We should be clear: those questions are going to leave some people where they are even when the waters rise up again and again, or drought burns everything down. If there’s no one anywhere else, is there at least an SUV or a truck to sleep in, for a 21st Century Okie? A tent to pitch on land that’s unwatched or unprotected, long enough to find a living situation? No and no? Then people are staying. Some people stayed South, stayed in the dust. Ghost towns didn’t empty out entirely one morning: sometimes a few people stayed for decades. There are a few households left in Centralia PA even though the earth underneath their feet is on fire all the time.
How will people answer whether there is better than here as the entire world’s climate changes? The Okies knew the dust wasn’t blowing in California, even if they didn’t know all else that was waiting for them.

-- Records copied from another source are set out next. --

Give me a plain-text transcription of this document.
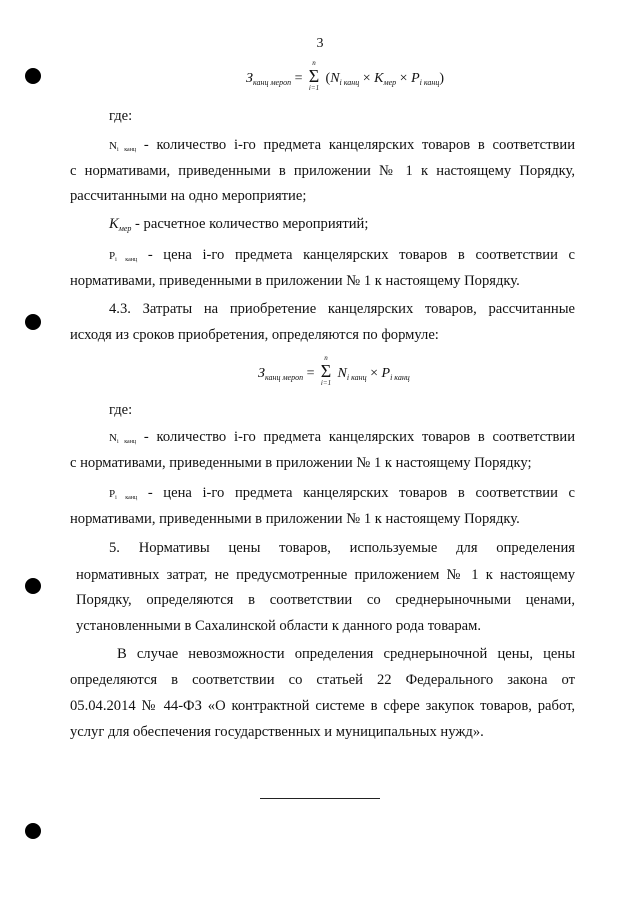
3
$З_{канц мероп} = \Sigma$
n
i=1
$(N_{i канц} \times K_{мер} \times P_{i канц})$
где:
$N_{i канц}$ - количество i-го предмета канцелярских товаров в соответствии
с нормативами, приведенными в приложении № 1 к настоящему Порядку,
рассчитанными на одно мероприятие;
$K_{мер}$ - расчетное количество мероприятий;
$P_{i канц}$ - цена i-го предмета канцелярских товаров в соответствии с
нормативами, приведенными в приложении № 1 к настоящему Порядку.
4.3. Затраты на приобретение канцелярских товаров, рассчитанные
исходя из сроков приобретения, определяются по формуле:
$З_{канц мероп} = \Sigma$
n
i=1
$N_{i канц} \times P_{i канц}$
где:
$N_{i канц}$ - количество i-го предмета канцелярских товаров в соответствии
с нормативами, приведенными в приложении № 1 к настоящему Порядку;
$P_{i канц}$ - цена i-го предмета канцелярских товаров в соответствии с
нормативами, приведенными в приложении № 1 к настоящему Порядку.
5. Нормативы цены товаров, используемые для определения
нормативных затрат, не предусмотренные приложением № 1 к настоящему
Порядку, определяются в соответствии со среднерыночными ценами,
установленными в Сахалинской области к данного рода товарам.
В случае невозможности определения среднерыночной цены, цены
определяются в соответствии со статьей 22 Федерального закона от
05.04.2014 № 44-ФЗ «О контрактной системе в сфере закупок товаров, работ,
услуг для обеспечения государственных и муниципальных нужд».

Black Southerners knew there wasn’t cotton being picked in Chicago, even if they didn’t know all else that was waiting for them. But where could you go where you know there’s no flood coming? Where there will still be water? Where the heat won’t kill you? Wherever that is, once we’re sure of it, if we ever are, the rich will buy it first and put up whatever walls they can, visible and invisible. Otherwise, folks know they might be just like the people who left New Orleans after Katrina to go to Houston and found themselves underwater again there.
Even when people in a place leave it, know it’s empty of value and possibility, somebody will move in: the addict looking to hide, the truly desperate looking for a place to hold onto. Folks from all over the world bought abandoned houses in Peoria by auction just because they were cheap. People who leave home and hearth to search opportunity and fortune have been abandoning where they were born for generations. People who stay because they’re stubborn, or stay because they fear being a stranger somewhere else more than they fear fire and flood where they are? They are already in places that are dying, struggling, lost. What tipping points do they have?

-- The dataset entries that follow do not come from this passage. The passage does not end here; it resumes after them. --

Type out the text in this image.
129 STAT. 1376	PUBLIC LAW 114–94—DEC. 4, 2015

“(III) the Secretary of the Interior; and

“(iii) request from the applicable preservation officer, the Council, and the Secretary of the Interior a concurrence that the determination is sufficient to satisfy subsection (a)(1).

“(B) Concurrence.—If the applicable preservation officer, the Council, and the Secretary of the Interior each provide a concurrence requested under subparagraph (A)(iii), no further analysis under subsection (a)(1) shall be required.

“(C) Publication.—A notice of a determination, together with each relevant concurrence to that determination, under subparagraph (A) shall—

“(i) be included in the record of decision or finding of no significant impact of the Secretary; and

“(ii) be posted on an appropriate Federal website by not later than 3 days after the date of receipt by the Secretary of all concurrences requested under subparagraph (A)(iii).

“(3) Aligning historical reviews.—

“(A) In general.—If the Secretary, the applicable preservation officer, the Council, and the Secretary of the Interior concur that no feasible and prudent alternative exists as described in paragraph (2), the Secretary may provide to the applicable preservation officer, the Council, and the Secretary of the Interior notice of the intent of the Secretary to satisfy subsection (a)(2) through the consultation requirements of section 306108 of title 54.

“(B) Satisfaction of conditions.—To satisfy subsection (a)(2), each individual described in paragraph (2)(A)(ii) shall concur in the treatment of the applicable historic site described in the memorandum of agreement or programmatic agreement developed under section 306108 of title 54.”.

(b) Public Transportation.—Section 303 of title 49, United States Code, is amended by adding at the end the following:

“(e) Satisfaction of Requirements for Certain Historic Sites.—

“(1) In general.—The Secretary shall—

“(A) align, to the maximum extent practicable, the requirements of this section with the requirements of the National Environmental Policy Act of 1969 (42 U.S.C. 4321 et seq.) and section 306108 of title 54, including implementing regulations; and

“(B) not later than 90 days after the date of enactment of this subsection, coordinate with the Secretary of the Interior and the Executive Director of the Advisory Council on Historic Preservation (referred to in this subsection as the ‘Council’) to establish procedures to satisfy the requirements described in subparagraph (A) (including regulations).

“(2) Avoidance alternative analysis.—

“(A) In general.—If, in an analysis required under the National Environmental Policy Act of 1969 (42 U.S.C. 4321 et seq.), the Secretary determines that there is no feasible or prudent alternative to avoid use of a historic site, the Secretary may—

We’ll know when the world is truly on the move when the anonymous hedge funds and limited liability companies that have snapped up property all over the world stop wanting anything in South Florida or the Gulf Coast or Tidewater Virginia. When the fossil fuel companies quietly pack their South Louisiana bags one night and put a lock on the chain-link fences of the refineries. When the University of Miami can’t hire young faculty because there’s no future in being there. When Philadelphia starts thinking about where to build a replacement airport. When the skyrocketing price of water in Phoenix makes the next wave of retirees choose somewhere else instead.

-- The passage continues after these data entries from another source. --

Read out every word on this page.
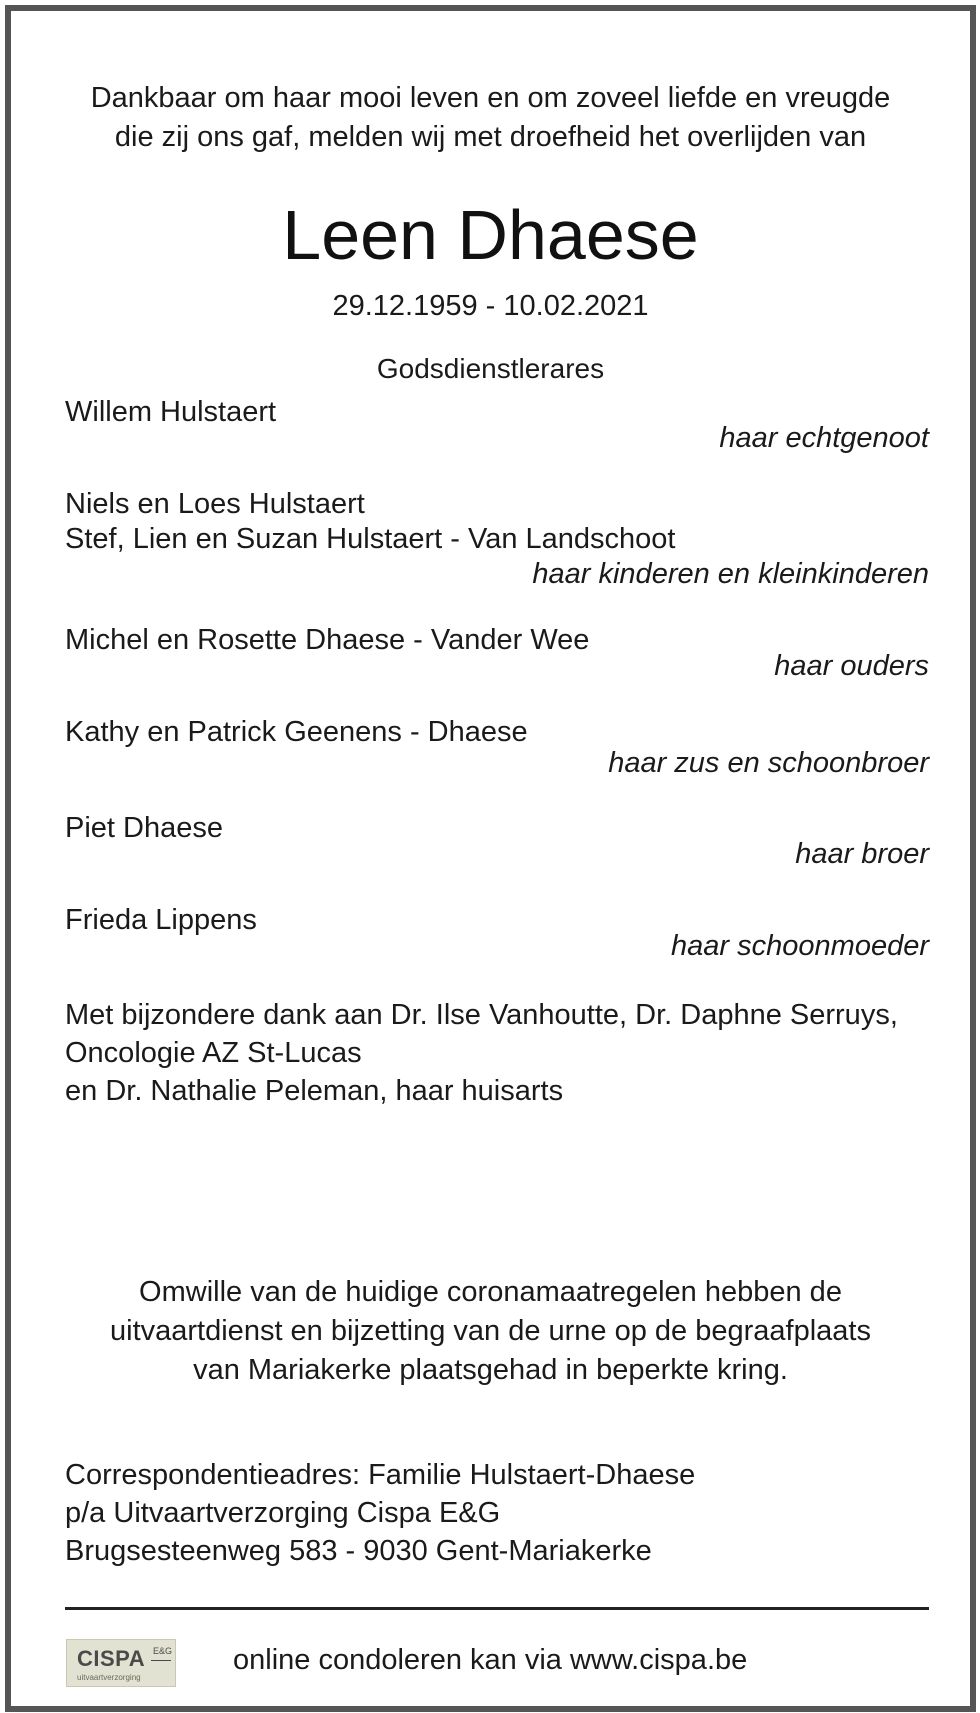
Dankbaar om haar mooi leven en om zoveel liefde en vreugde
die zij ons gaf, melden wij met droefheid het overlijden van

Leen Dhaese

29.12.1959 - 10.02.2021

Godsdienstlerares

Willem Hulstaert

haar echtgenoot

Niels en Loes Hulstaert

Stef, Lien en Suzan Hulstaert - Van Landschoot

haar kinderen en kleinkinderen

Michel en Rosette Dhaese - Vander Wee

haar ouders

Kathy en Patrick Geenens - Dhaese

haar zus en schoonbroer

Piet Dhaese

haar broer

Frieda Lippens

haar schoonmoeder

Met bijzondere dank aan Dr. Ilse Vanhoutte, Dr. Daphne Serruys,
Oncologie AZ St-Lucas
en Dr. Nathalie Peleman, haar huisarts

Omwille van de huidige coronamaatregelen hebben de
uitvaartdienst en bijzetting van de urne op de begraafplaats
van Mariakerke plaatsgehad in beperkte kring.

Correspondentieadres: Familie Hulstaert-Dhaese
p/a Uitvaartverzorging Cispa E&G
Brugsesteenweg 583 - 9030 Gent-Mariakerke

CISPA E&G
uitvaartverzorging

online condoleren kan via www.cispa.be
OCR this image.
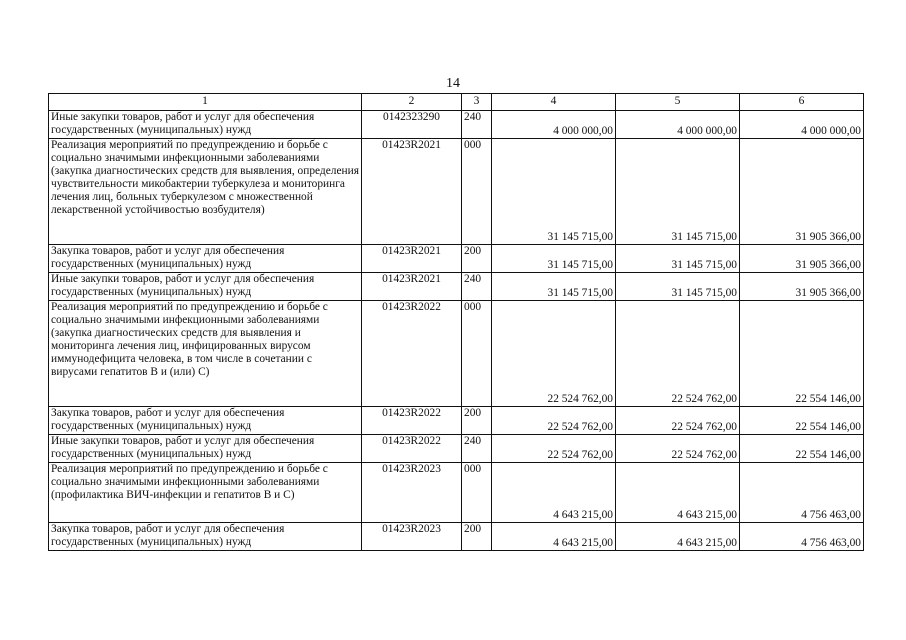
14
1	2	3	4	5	6
Иные закупки товаров, работ и услуг для обеспечения государственных (муниципальных) нужд	0142323290	240	4 000 000,00	4 000 000,00	4 000 000,00
Реализация мероприятий по предупреждению и борьбе с социально значимыми инфекционными заболеваниями (закупка диагностических средств для выявления, определения чувствительности микобактерии туберкулеза и мониторинга лечения лиц, больных туберкулезом с множественной лекарственной устойчивостью возбудителя)	01423R2021	000	31 145 715,00	31 145 715,00	31 905 366,00
Закупка товаров, работ и услуг для обеспечения государственных (муниципальных) нужд	01423R2021	200	31 145 715,00	31 145 715,00	31 905 366,00
Иные закупки товаров, работ и услуг для обеспечения государственных (муниципальных) нужд	01423R2021	240	31 145 715,00	31 145 715,00	31 905 366,00
Реализация мероприятий по предупреждению и борьбе с социально значимыми инфекционными заболеваниями (закупка диагностических средств для выявления и мониторинга лечения лиц, инфицированных вирусом иммунодефицита человека, в том числе в сочетании с вирусами гепатитов В и (или) С)	01423R2022	000	22 524 762,00	22 524 762,00	22 554 146,00
Закупка товаров, работ и услуг для обеспечения государственных (муниципальных) нужд	01423R2022	200	22 524 762,00	22 524 762,00	22 554 146,00
Иные закупки товаров, работ и услуг для обеспечения государственных (муниципальных) нужд	01423R2022	240	22 524 762,00	22 524 762,00	22 554 146,00
Реализация мероприятий по предупреждению и борьбе с социально значимыми инфекционными заболеваниями (профилактика ВИЧ-инфекции и гепатитов В и С)	01423R2023	000	4 643 215,00	4 643 215,00	4 756 463,00
Закупка товаров, работ и услуг для обеспечения государственных (муниципальных) нужд	01423R2023	200	4 643 215,00	4 643 215,00	4 756 463,00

When all that starts to show in the data and the news, on some nearby tomorrow, you might think the people living by the creeks and in the advancing deserts and under the newly blazing suns will already be in motion. But I think we’ve seen this week, in most weeks, that they very likely can’t, and soon enough, there will be so many of them that nobody dare ask what might change that can’t to can, because there will be hardly anywhere for them to go that would make life safer.